If I don't have time at the moment I ask them to come back at a time agreeable to us both, which they are always happy to do. Then when they come back, I engage them earnestly in conversation, trying to demonstrate to them that reasonable, loving, congenial people can exist without religious literalism. Sometimes the conversations go on for many sessions, over weeks and months, and sometimes (not always) mutual understanding is advanced. At minimum, I try not to reaffirm any preconceptions they may have had about non-believers, and show them there are other ways to think.

Sometimes, If I just don't feel I have the patience to deal with them, I just say no thanks. But under no circumstances will I ever be rude to them. They are kids. They are still learning what adulthood is all about. I try to model for them something I believe is more important than religion - human compassion.

skado Level 9 Dec 30, 2021

@skado

You are more patient than me.

7

Can I tell you about Satan

bobwjr Level 10 Dec 30, 2021
7

"Sorry, I'm not interested." or "See the sign? It says 'No soliciting'".

7

You go girl. That's something I would do and looking forward to doing it.

7

Please go talk to someone else, because I am not interested!

"Come inside. I will permit you to leave once you have provided falsifiable evidence to support your existence claim of your particular god."

@anglophone Nope. If they cross my threshold, my dog has permission to eat them. 😀

@Organist1 Do you have a Mastiff?

@dalefvictor Haha, no! He is a combination Brittany Spaniel, Australian Shepherd, Labrador Retriever and Dalmation.
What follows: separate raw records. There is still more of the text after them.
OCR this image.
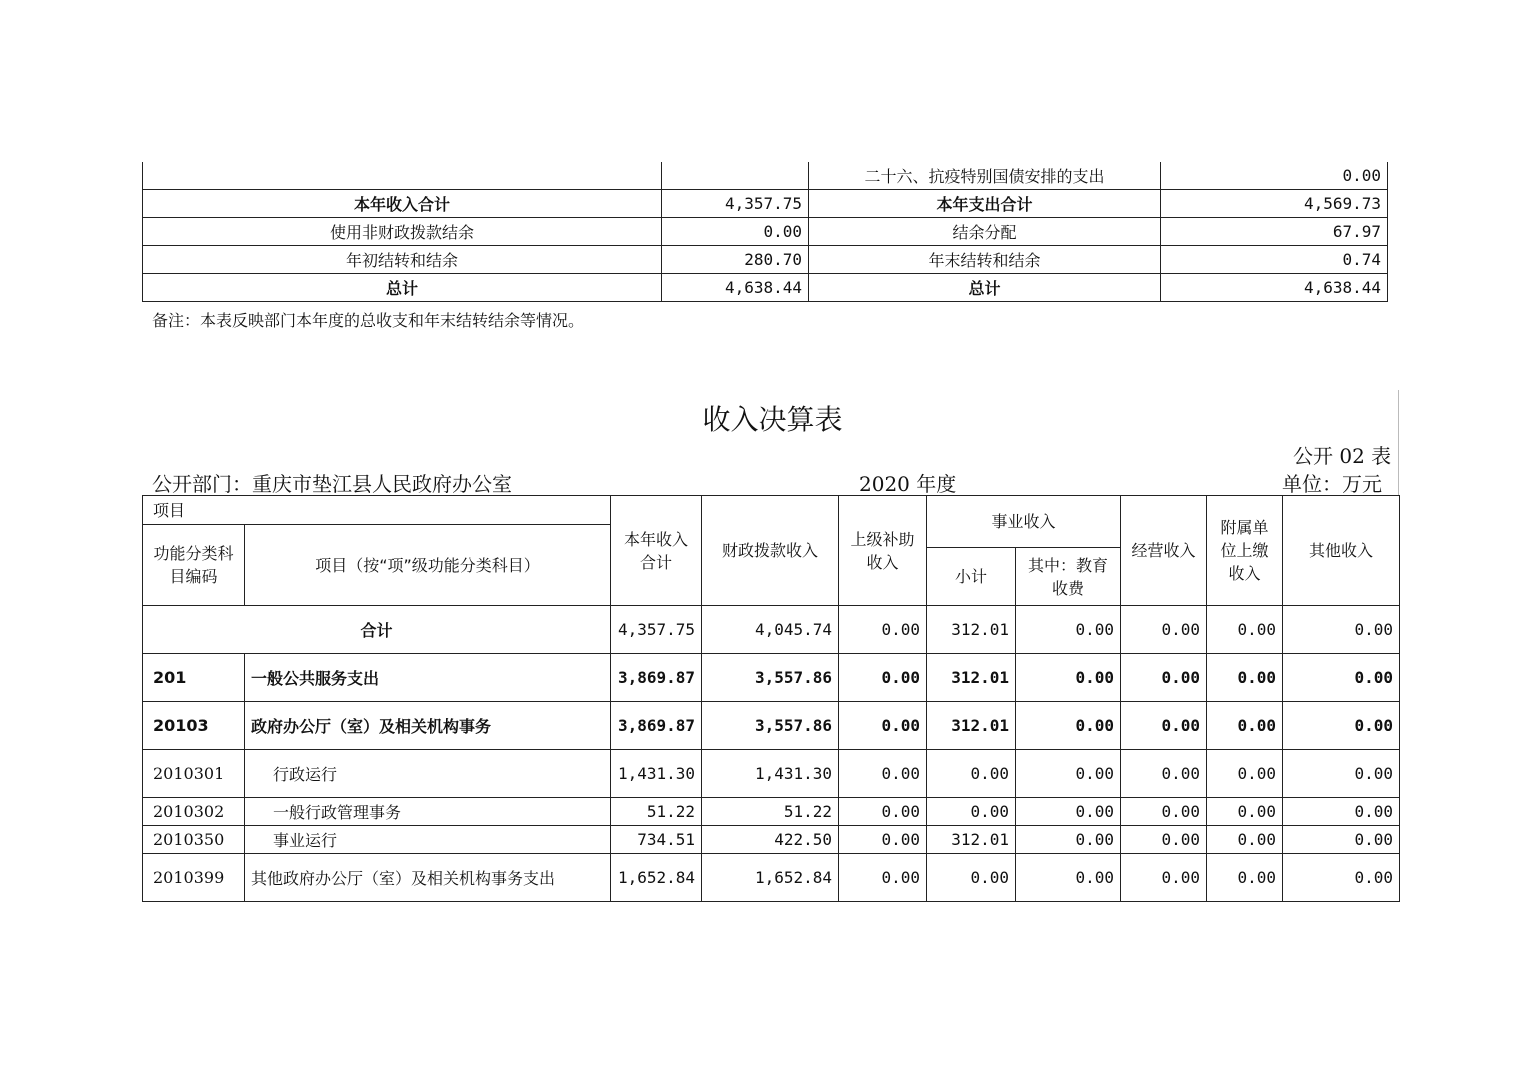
		二十六、抗疫特别国债安排的支出	0.00
本年收入合计	4,357.75	本年支出合计	4,569.73
使用非财政拨款结余	0.00	结余分配	67.97
年初结转和结余	280.70	年末结转和结余	0.74
总计	4,638.44	总计	4,638.44
备注：本表反映部门本年度的总收支和年末结转结余等情况。
收入决算表
公开 02 表
公开部门：重庆市垫江县人民政府办公室	2020 年度	单位：万元
项目		本年收入合计	财政拨款收入	上级补助收入	事业收入		经营收入	附属单位上缴收入	其他收入
功能分类科目编码	项目（按“项”级功能分类科目）								
					小计	其中：教育收费			
合计		4,357.75	4,045.74	0.00	312.01	0.00	0.00	0.00	0.00
201	一般公共服务支出	3,869.87	3,557.86	0.00	312.01	0.00	0.00	0.00	0.00
20103	政府办公厅（室）及相关机构事务	3,869.87	3,557.86	0.00	312.01	0.00	0.00	0.00	0.00
2010301	行政运行	1,431.30	1,431.30	0.00	0.00	0.00	0.00	0.00	0.00
2010302	一般行政管理事务	51.22	51.22	0.00	0.00	0.00	0.00	0.00	0.00
2010350	事业运行	734.51	422.50	0.00	312.01	0.00	0.00	0.00	0.00
2010399	其他政府办公厅（室）及相关机构事务支出	1,652.84	1,652.84	0.00	0.00	0.00	0.00	0.00	0.00
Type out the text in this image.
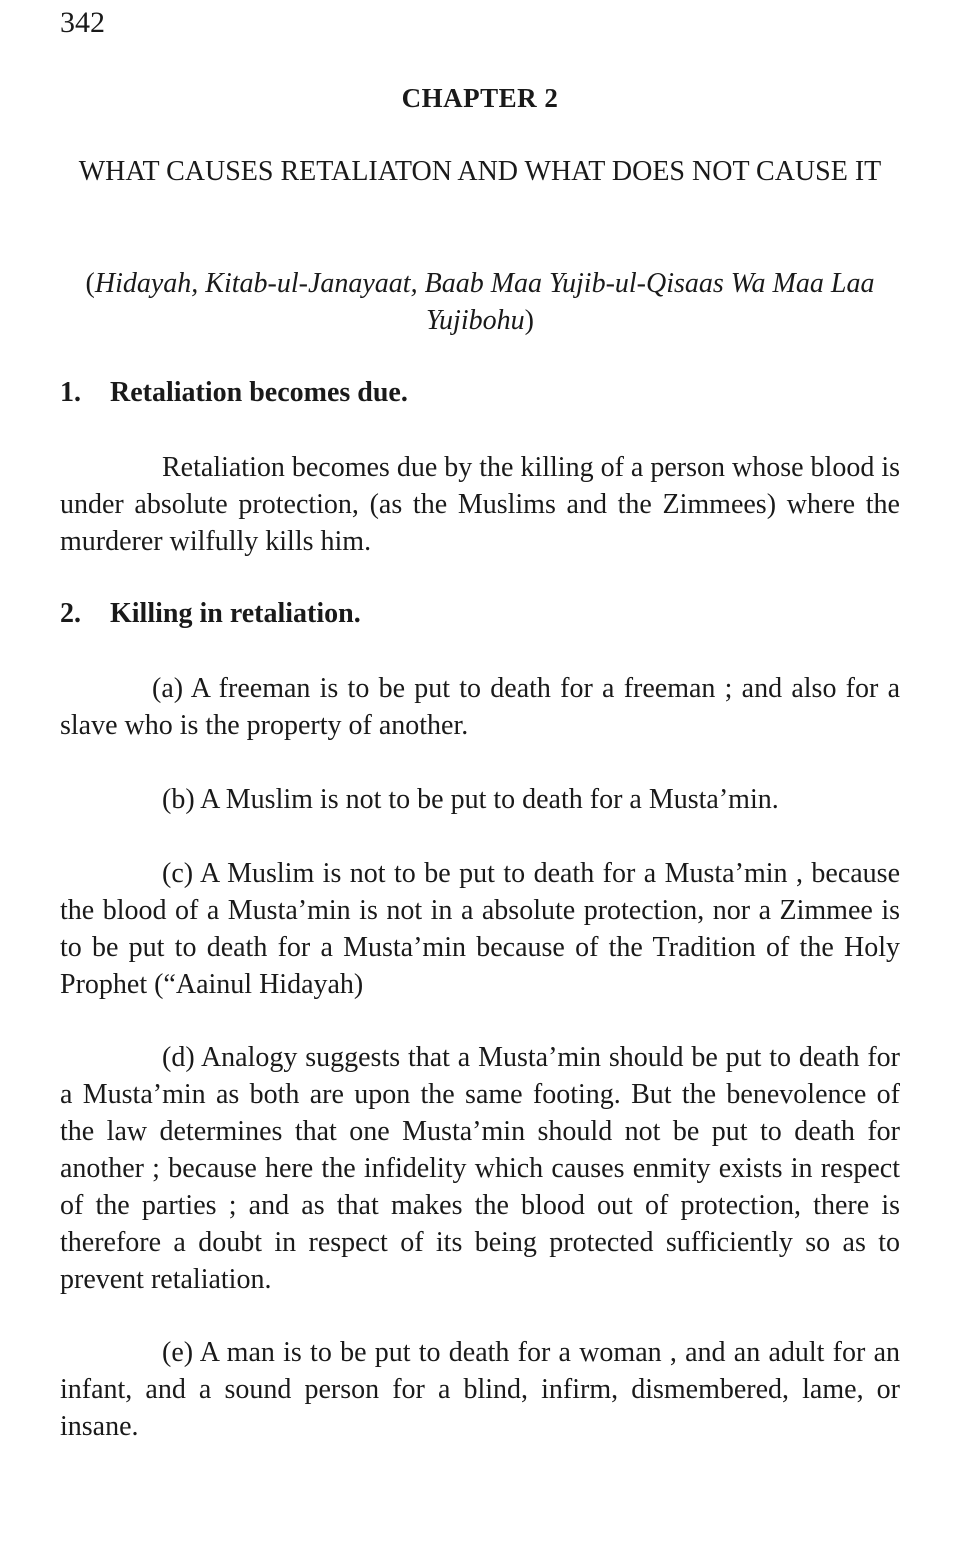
342
CHAPTER 2
WHAT CAUSES RETALIATON AND WHAT DOES NOT CAUSE IT
(Hidayah, Kitab-ul-Janayaat, Baab Maa Yujib-ul-Qisaas Wa Maa Laa Yujibohu)
1.	Retaliation becomes due.

Retaliation becomes due by the killing of a person whose blood is under absolute protection, (as the Muslims and the Zimmees) where the murderer wilfully kills him.

2.	Killing in retaliation.

(a) A freeman is to be put to death for a freeman ; and also for a slave who is the property of another.

(b) A Muslim is not to be put to death for a Musta’min.

(c) A Muslim is not to be put to death for a Musta’min , because the blood of a Musta’min is not in a absolute protection, nor a Zimmee is to be put to death for a Musta’min because of the Tradition of the Holy Prophet (“Aainul Hidayah)

(d) Analogy suggests that a Musta’min should be put to death for a Musta’min as both are upon the same footing. But the benevolence of the law determines that one Musta’min should not be put to death for another ; because here the infidelity which causes enmity exists in respect of the parties ; and as that makes the blood out of protection, there is therefore a doubt in respect of its being protected sufficiently so as to prevent retaliation.

(e) A man is to be put to death for a woman , and an adult for an infant, and a sound person for a blind, infirm, dismembered, lame, or insane.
He's tall and very protective.

@Organist1 I picked Mastiff as they are large and two proselytizers would keep him fed for a while. I will bet he is really pretty also.

@dalefvictor Mastiffs do eat a lot! I had a Shar Pei once, which is like a mini mastiff, and fierce!

6

@Fernapple, @MizJ, @Lauren, @MsKathleen, @phoenixone1, @BitFlipper, @Julie808, @David1955, @Wangobango3, @wordywalt, @skado, @bobwjr, @HippieChick58, @xenoview, @yvilletom, @hankster, @racocn8, @JennyRad, @freedom41, @anglophone, @Organist1, @dalefvictor

Thank you for your hilarious and supportive replies. I appreciate all of you.

Yesterday I also posted this story on Facebook. My Facebook "friends" criticized me for being unkind. One woman said I should have given the young men hot soup in paper cups (as if I have paper cups).

"Kathleen, do you believe in kindness?" an attorney asked. All were offended by my "delight" and the words:

I grinned. "I'm an atheist! Goodbye!" I said brightly. Grabbed the door and swung it shut in their faces. For once, I regretted shoveling snow off the path to my door.

Stung, I deleted the post. I was joking about regretting shoveling snow.

I feel safer here. Never believed in an invisible being who resides somewhere beyond the clouds. All my life, Christians (including my cousin) pressured me to accept their imaginary deity into my heart. I stoutly refuse.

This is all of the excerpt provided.